Open Access
COVID-19 and the Unraveling of Experimental Medicine - Part II
Author(s) -
K. E. Thorp,
James A. Thorp
Publication year - 2022
Publication title -
the gazette of medical sciences
Language(s) - English
Resource type - Journals
ISSN - 2692-4374
DOI - 10.46766/thegms.pubheal.22022804
Subject(s) - herd immunity , pandemic , covid-19 , social distance , vaccination , scientific evidence , political science , virology , medicine , outbreak , philosophy , disease , epistemology , pathology , infectious disease (medical specialty)
In the second part of our trilogy, we begin by examining social policies sponsored by the science community and enacted by policy-makers to curtail the dynamics of the COVID-19 pandemic. Containment /mitigation strategies such as lockdowns came at great social and economic costs and yet failed to meaningfully impact the spread and evolution of the SARS-CoV-2 virus. Evidence suggests the social fallout alone from such strategies exceeded the morbid sequelae of the pandemic itself.
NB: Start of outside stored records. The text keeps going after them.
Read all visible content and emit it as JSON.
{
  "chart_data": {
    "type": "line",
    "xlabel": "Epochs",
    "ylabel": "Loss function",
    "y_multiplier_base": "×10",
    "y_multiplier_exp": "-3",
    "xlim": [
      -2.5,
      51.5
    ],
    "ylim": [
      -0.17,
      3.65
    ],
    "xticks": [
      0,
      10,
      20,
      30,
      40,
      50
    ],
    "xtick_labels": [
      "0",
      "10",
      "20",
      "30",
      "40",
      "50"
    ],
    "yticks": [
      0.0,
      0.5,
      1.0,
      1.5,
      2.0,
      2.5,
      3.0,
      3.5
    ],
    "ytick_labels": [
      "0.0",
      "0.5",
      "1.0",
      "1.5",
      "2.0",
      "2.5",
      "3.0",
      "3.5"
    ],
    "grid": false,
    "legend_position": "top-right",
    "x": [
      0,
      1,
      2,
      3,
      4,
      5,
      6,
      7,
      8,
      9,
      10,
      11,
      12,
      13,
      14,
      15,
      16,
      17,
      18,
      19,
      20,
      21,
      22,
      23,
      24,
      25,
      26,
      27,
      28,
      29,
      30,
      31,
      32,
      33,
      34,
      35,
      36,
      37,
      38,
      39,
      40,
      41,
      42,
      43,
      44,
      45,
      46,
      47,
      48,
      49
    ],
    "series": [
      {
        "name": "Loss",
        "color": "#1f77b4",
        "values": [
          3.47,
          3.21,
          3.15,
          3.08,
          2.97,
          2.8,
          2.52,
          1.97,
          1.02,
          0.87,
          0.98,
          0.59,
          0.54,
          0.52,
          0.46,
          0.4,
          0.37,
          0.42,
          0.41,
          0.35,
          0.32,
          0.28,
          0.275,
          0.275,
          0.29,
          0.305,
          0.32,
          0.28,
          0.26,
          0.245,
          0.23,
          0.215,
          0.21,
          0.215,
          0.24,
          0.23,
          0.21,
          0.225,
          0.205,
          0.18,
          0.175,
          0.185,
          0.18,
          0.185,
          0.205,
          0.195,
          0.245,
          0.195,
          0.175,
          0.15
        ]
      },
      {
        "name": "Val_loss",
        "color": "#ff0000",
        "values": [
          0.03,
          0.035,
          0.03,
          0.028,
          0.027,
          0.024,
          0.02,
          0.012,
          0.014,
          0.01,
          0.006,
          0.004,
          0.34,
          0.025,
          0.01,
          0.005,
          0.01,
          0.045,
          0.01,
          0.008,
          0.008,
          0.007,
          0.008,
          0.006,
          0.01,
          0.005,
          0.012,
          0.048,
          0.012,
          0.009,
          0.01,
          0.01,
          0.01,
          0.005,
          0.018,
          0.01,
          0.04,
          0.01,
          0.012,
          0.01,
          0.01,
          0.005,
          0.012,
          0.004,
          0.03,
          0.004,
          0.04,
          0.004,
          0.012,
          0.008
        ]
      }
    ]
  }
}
We then examine the logic driving the one and only strategy advanced by the science community, i.e., vaccination, to neutralize SARS-CoV-2 and induce herd immunity. Evidence overwhelmingly points in but one direction: the mRNA vaccines were an unqualified failure. They neither halted viral spread nor conferred herd immunity and, in their wake, spawned a laundry list of disabling side effects. We point to a 40-fold increase in adverse event reports compared to trivalent influenza vaccines in the years preceding the pandemic. Medical science must now confront the possibility of yet another mass casualty event which, in all likelihood, will surpass any of the pharmacologically-induced disasters of the 20th century.